Heart Attack Symptoms In Women: Are they Different?
Chest pain is still the most common sign of a heart attack for most women, although studies have shown that women are more likely than men to have symptoms other than chest pain or discomfort when experiencing a heart attack or other form of acute coronary syndrome (ACS), according to an article "Symptom Presentation of Women With Acute Coronary Syndromes -- Myth vs. Reality" published online Dec. 10 in the Archives of Internal Medicine. The study was funded by the National Heart, Lung, and Blood Institute (NHLBI) of the National Institutes of Health.
Researchers examined 35 years of research that yielded 69 studies 69 studies and found that, depending on the size of the study (which ranged from large trials to single centers and interviews), between 30 percent and 37 percent of women did not have chest discomfort during a heart attack. In contrast, 17 percent to 27 percent of men did not experience chest discomfort. Overall, the majority of women -- and men -- in the reviewed studies had chest discomfort with heart attack (two-thirds to three-quarters, depending on study size).
Study authors also found that older people are more likely to have heart attack without chest discomfort. However, because women are on average nearly a decade older than men at the time of their initial heart attack, the researchers call for more studies to determine the degree to which gender independently influences heart attack symptoms.
They conclude that current research does not indicate a need to differentiate heart attack symptoms in women from those in men, and public health messages should continue to emphasize chest pain or discomfort, shortness of breath, and other common signs of heart attack. Coronary heart disease is the leading cause of death among U.S. women, and affects one in 10 women over the age of 18.
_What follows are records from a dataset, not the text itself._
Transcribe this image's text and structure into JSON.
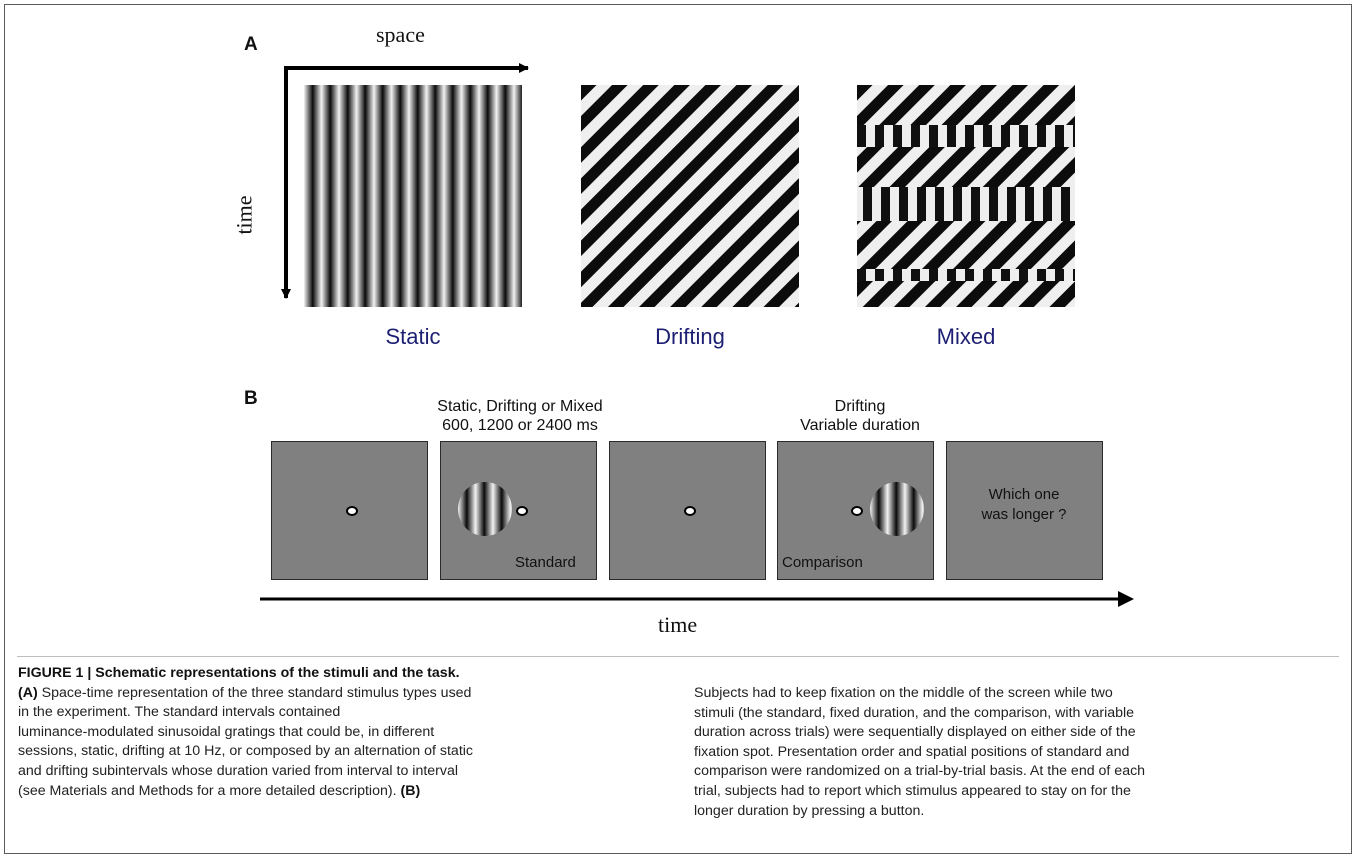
{
  "panel_a": {
    "letter": "A",
    "axis_space": "space",
    "axis_time": "time",
    "stimuli": [
      {
        "label": "Static"
      },
      {
        "label": "Drifting"
      },
      {
        "label": "Mixed"
      }
    ]
  },
  "panel_b": {
    "letter": "B",
    "header_standard_line1": "Static, Drifting or Mixed",
    "header_standard_line2": "600, 1200 or 2400 ms",
    "header_comparison_line1": "Drifting",
    "header_comparison_line2": "Variable duration",
    "standard_label": "Standard",
    "comparison_label": "Comparison",
    "question_line1": "Which one",
    "question_line2": "was longer ?",
    "time_label": "time"
  },
  "caption": {
    "title": "FIGURE 1 | Schematic representations of the stimuli and the task.",
    "left_a_tag": "(A)",
    "left_lines": [
      " Space-time representation of the three standard stimulus types used",
      "in the experiment. The standard intervals contained",
      "luminance-modulated sinusoidal gratings that could be, in different",
      "sessions, static, drifting at 10 Hz, or composed by an alternation of static",
      "and drifting subintervals whose duration varied from interval to interval",
      "(see Materials and Methods for a more detailed description). "
    ],
    "left_b_tag": "(B)",
    "right_lines": [
      "Subjects had to keep fixation on the middle of the screen while two",
      "stimuli (the standard, fixed duration, and the comparison, with variable",
      "duration across trials) were sequentially displayed on either side of the",
      "fixation spot. Presentation order and spatial positions of standard and",
      "comparison were randomized on a trial-by-trial basis. At the end of each",
      "trial, subjects had to report which stimulus appeared to stay on for the",
      "longer duration by pressing a button."
    ]
  }
}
The authors also report that women are more likely than men to experience other forms of cardiac chest pain syndromes, such as unstable angina, and they appear to report a wider range of symptoms associated with ACS. For example, women are more likely to report pain in the middle or upper back, neck, or jaw; shortness of breath; nausea or vomiting; indigestion; loss of appetite; weakness or fatigue; cough; dizziness; and palpitations.
Absence of chest discomfort is a strong predictor for missed diagnosis and treatment delays. Noting that many studies exclude patients who do not report chest pain, the researchers call for additional research from well-designed studies to further investigate gender differences in heart attack symptoms. This includes expanding symptom definitions and greater standardization in data collection and reporting of women's symptoms.